What book feels like home to you?
“Love, Nina by Nina Stibbe. It’s about a young girl from the Midlands coming to London in the ’80s to be the nanny for a famous editor. I grew up—and still live—close to the Camden Town setting, and the whole thing is so warm and filled with nostalgia and humour and the very bohemian essence of North London in the ’80s.”
What’s your most unusual writing habit?
“I used to try to disconnect from the internet when I was writing so that it wouldn’t distract me, but I've given up and learned to embrace it. My writing process now consists of five minutes of writing, followed by five minutes of fantasy online property searches, followed by five more minutes of writing. I cannot actually write without the interleaving property searches.”
What’s the first thing you do after finishing a draft?
“I type the words THE END, take a photograph, and put it on my social media for posterity and to get my readers excited. If it’s a Friday evening that might then be followed by a glass of wine.”
Describe your writing process in one word?
“Hair-raising.”
What is your favourite word to use in prose?

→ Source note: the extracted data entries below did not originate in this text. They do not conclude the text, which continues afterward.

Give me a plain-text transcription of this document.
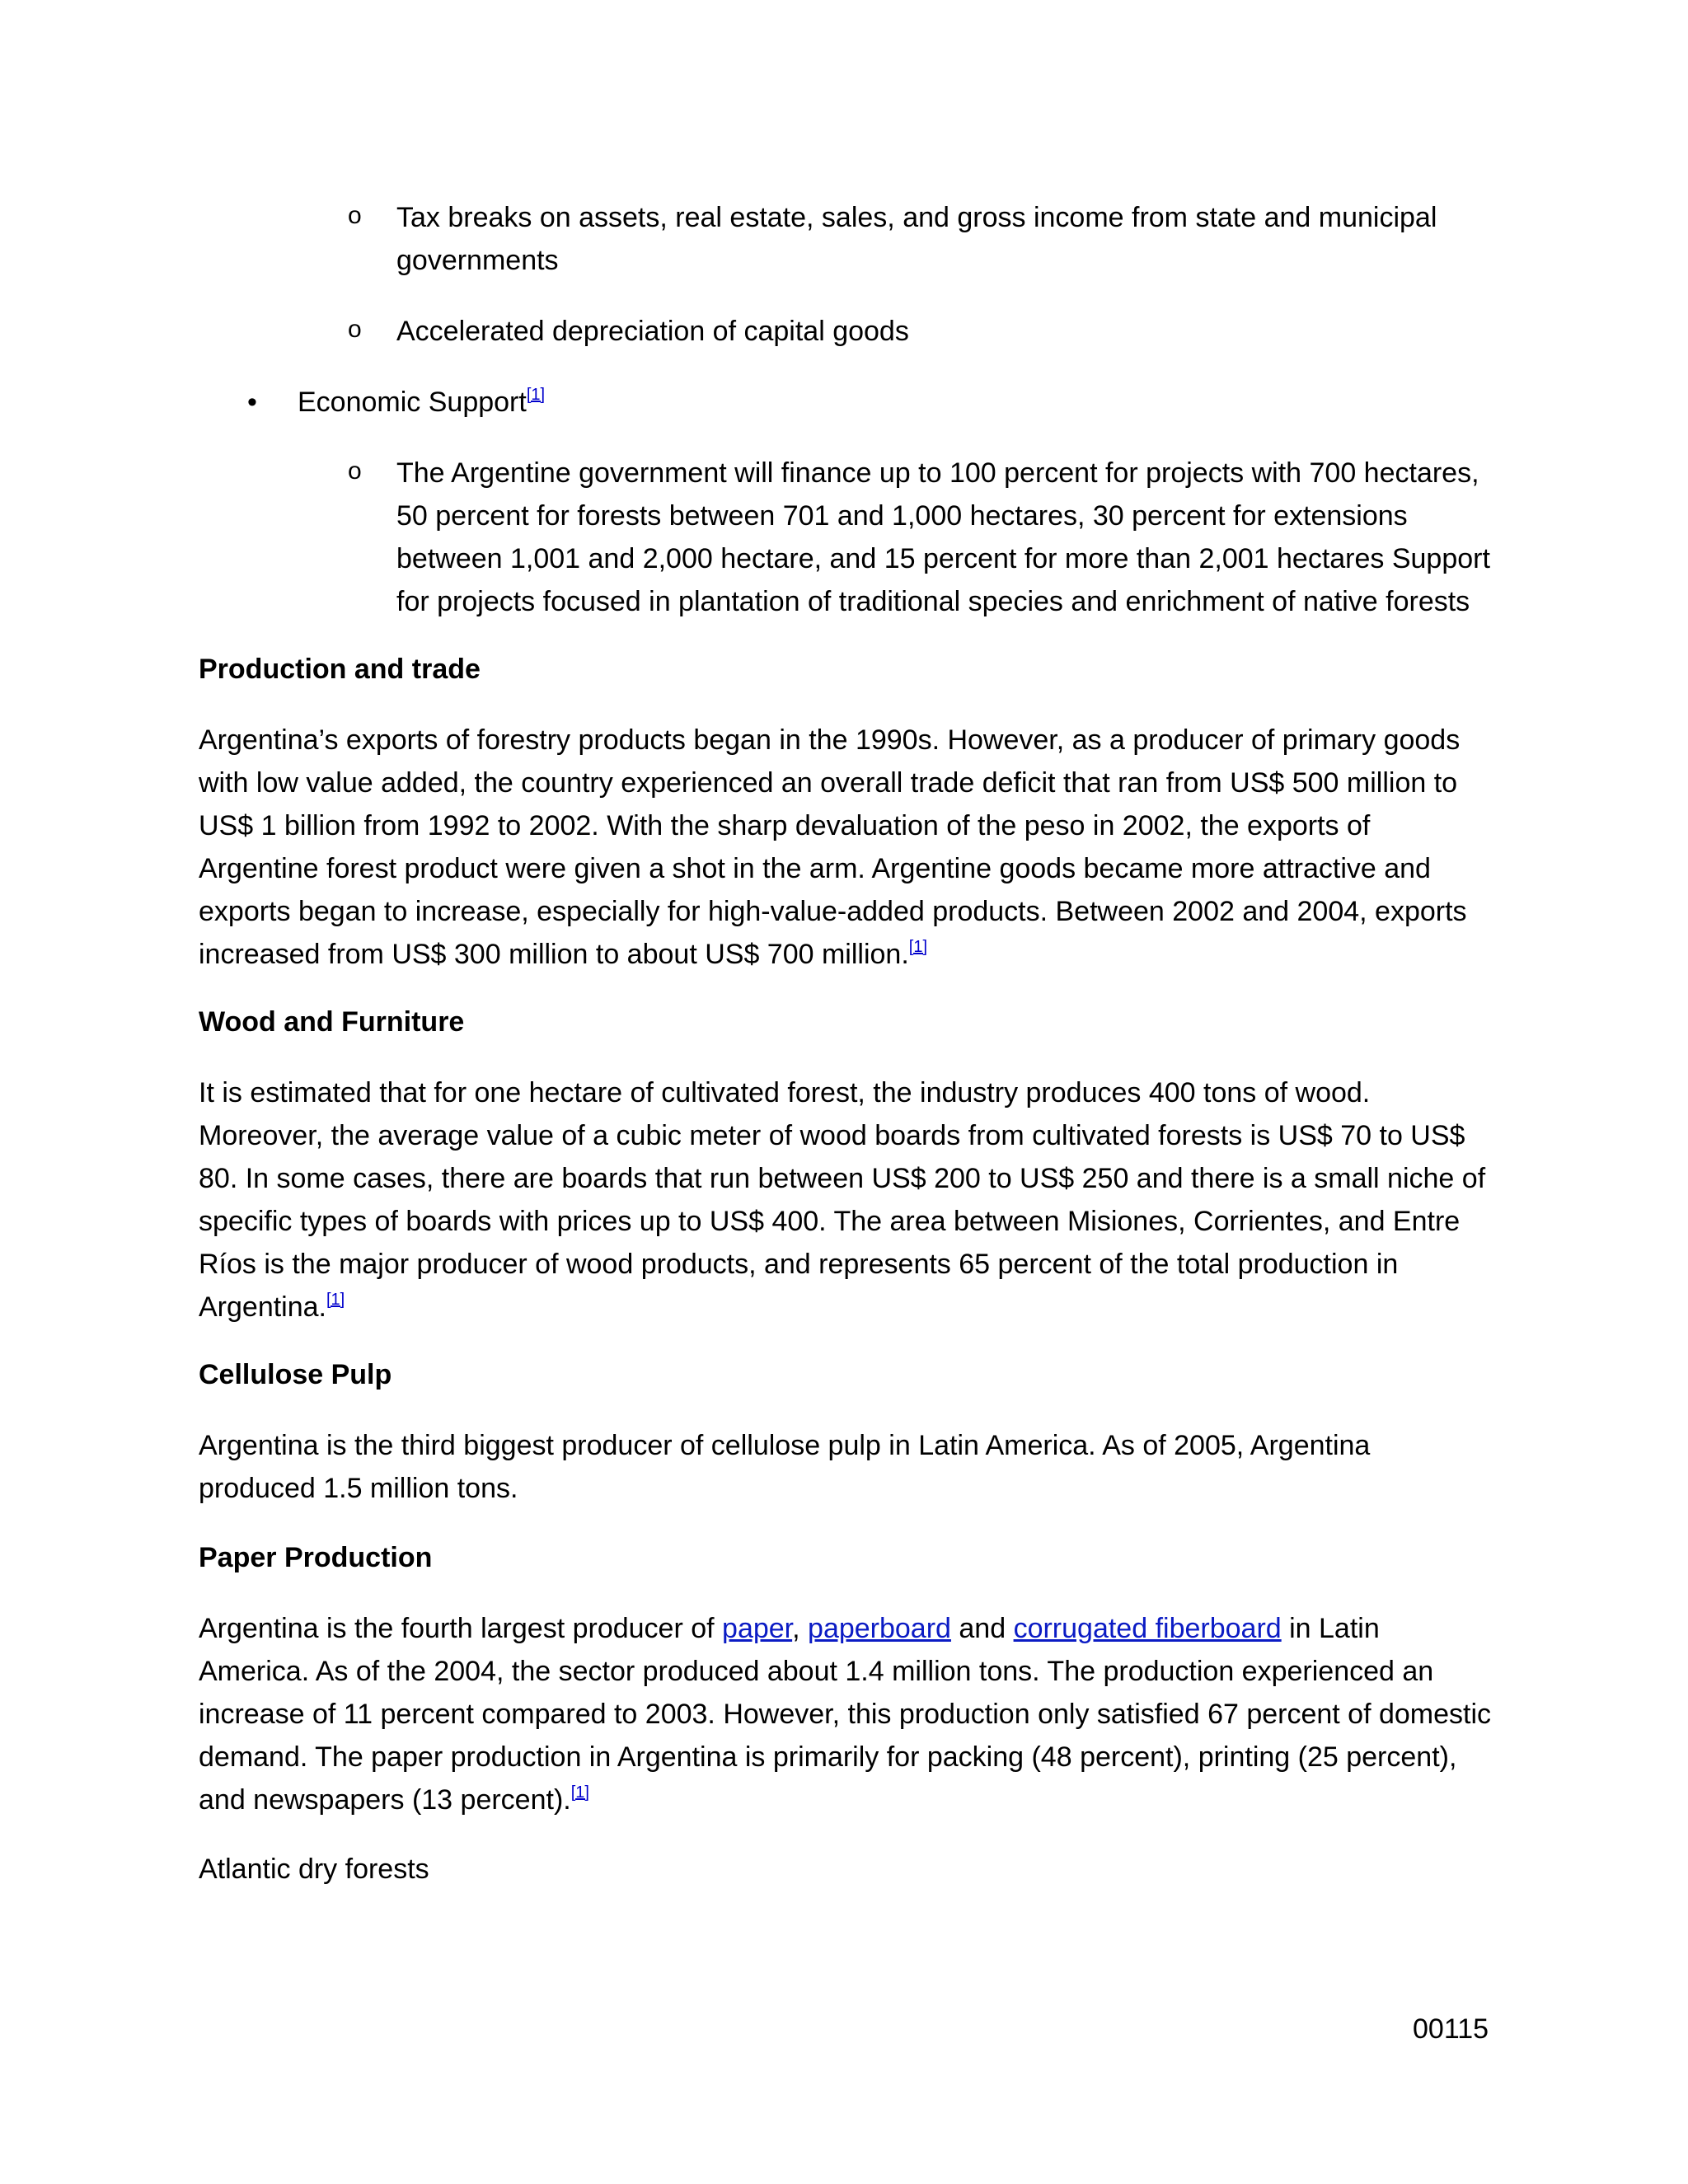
o Tax breaks on assets, real estate, sales, and gross income from state and municipal governments
o Accelerated depreciation of capital goods
• Economic Support[1]
o The Argentine government will finance up to 100 percent for projects with 700 hectares, 50 percent for forests between 701 and 1,000 hectares, 30 percent for extensions between 1,001 and 2,000 hectare, and 15 percent for more than 2,001 hectares Support for projects focused in plantation of traditional species and enrichment of native forests
Production and trade
Argentina’s exports of forestry products began in the 1990s. However, as a producer of primary goods with low value added, the country experienced an overall trade deficit that ran from US$ 500 million to US$ 1 billion from 1992 to 2002. With the sharp devaluation of the peso in 2002, the exports of Argentine forest product were given a shot in the arm. Argentine goods became more attractive and exports began to increase, especially for high-value-added products. Between 2002 and 2004, exports increased from US$ 300 million to about US$ 700 million.[1]
Wood and Furniture
It is estimated that for one hectare of cultivated forest, the industry produces 400 tons of wood. Moreover, the average value of a cubic meter of wood boards from cultivated forests is US$ 70 to US$ 80. In some cases, there are boards that run between US$ 200 to US$ 250 and there is a small niche of specific types of boards with prices up to US$ 400. The area between Misiones, Corrientes, and Entre Ríos is the major producer of wood products, and represents 65 percent of the total production in Argentina.[1]
Cellulose Pulp
Argentina is the third biggest producer of cellulose pulp in Latin America. As of 2005, Argentina produced 1.5 million tons.
Paper Production
Argentina is the fourth largest producer of paper, paperboard and corrugated fiberboard in Latin America. As of the 2004, the sector produced about 1.4 million tons. The production experienced an increase of 11 percent compared to 2003. However, this production only satisfied 67 percent of domestic demand. The paper production in Argentina is primarily for packing (48 percent), printing (25 percent), and newspapers (13 percent).[1]
Atlantic dry forests
00115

“Oh, so many! But I do have a fondness for the word ‘fleeting.’”
Where do you most like to write?
“At my kitchen table.”
What moment in your life felt straight out of a novel?

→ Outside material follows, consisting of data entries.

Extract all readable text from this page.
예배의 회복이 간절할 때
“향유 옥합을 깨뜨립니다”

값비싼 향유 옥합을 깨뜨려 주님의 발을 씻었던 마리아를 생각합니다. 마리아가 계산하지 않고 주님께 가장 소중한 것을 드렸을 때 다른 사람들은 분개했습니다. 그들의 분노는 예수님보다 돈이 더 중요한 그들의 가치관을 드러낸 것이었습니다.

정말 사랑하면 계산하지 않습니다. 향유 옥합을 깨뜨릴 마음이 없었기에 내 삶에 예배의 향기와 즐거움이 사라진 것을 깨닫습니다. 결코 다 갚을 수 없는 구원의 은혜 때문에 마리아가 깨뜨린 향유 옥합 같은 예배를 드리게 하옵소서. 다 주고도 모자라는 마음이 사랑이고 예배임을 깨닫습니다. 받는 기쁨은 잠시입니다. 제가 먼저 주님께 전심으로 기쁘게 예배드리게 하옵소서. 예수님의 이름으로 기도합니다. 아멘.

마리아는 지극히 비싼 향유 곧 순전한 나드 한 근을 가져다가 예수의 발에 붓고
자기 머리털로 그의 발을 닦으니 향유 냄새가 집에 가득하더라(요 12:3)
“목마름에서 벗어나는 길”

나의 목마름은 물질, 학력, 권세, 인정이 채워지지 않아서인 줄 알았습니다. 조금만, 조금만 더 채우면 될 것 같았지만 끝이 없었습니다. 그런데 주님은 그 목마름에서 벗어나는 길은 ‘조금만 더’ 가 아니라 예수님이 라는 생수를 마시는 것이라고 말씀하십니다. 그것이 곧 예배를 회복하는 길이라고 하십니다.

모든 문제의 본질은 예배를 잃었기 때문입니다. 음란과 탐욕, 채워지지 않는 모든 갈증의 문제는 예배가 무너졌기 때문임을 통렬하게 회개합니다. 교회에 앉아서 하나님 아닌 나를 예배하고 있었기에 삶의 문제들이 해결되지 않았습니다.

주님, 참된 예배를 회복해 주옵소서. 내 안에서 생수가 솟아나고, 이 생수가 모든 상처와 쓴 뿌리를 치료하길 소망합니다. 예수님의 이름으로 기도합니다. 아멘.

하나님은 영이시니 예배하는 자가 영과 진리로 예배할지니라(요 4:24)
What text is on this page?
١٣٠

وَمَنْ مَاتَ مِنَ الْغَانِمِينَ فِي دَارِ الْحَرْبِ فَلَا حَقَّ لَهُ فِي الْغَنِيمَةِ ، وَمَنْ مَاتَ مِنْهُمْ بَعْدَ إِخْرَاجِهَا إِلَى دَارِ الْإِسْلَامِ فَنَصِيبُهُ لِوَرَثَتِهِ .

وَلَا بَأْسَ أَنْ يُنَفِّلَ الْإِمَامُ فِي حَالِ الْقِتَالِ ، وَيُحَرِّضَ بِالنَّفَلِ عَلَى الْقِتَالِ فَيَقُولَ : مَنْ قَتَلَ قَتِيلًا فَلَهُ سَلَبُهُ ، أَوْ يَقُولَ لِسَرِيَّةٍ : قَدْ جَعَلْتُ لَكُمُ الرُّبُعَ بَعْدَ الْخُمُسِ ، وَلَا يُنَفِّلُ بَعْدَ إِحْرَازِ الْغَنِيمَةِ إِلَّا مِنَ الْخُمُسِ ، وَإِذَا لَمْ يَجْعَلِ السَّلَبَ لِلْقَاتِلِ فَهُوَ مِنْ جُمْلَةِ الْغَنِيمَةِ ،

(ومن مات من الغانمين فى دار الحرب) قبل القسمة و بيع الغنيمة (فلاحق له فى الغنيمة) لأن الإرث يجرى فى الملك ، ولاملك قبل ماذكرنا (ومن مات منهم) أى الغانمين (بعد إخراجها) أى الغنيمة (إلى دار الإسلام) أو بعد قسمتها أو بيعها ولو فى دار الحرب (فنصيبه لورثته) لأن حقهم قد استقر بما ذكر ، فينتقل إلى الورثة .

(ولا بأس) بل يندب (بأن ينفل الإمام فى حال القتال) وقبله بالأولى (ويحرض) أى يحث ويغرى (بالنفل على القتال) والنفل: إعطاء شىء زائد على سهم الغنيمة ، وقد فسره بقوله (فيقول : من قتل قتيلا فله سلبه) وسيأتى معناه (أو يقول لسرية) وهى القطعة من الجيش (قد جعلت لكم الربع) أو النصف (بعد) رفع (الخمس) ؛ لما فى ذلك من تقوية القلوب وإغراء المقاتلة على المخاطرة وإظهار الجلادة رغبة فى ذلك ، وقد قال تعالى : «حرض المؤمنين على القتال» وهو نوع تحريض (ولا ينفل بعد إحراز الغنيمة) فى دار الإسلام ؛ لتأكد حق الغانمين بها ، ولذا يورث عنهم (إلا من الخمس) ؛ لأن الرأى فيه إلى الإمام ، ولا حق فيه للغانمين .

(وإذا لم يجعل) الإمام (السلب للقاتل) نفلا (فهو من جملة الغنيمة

“The moment I met my husband in 1994 and knew inside two seconds that we would spend the rest of our lives together.”
What emotion do you find hardest to write about?
“Probably lust or sexual desire.”
Which book is your most treasured possession?
“My yellowing, pool-water-crispy paperback copy of High Fidelity by Nick Hornby. I took it on a group holiday to Gozo in 1996, and after reading it I told my friend I’d like to write a book like that. She made me a bet to write three chapters when we got home—I did that, and the rest is history.”
What’s the strangest thing in your workspace?
“I think the strangest thing about my workspace is its lack of objects. I have a laptop, a coaster, my phone, and nothing else.”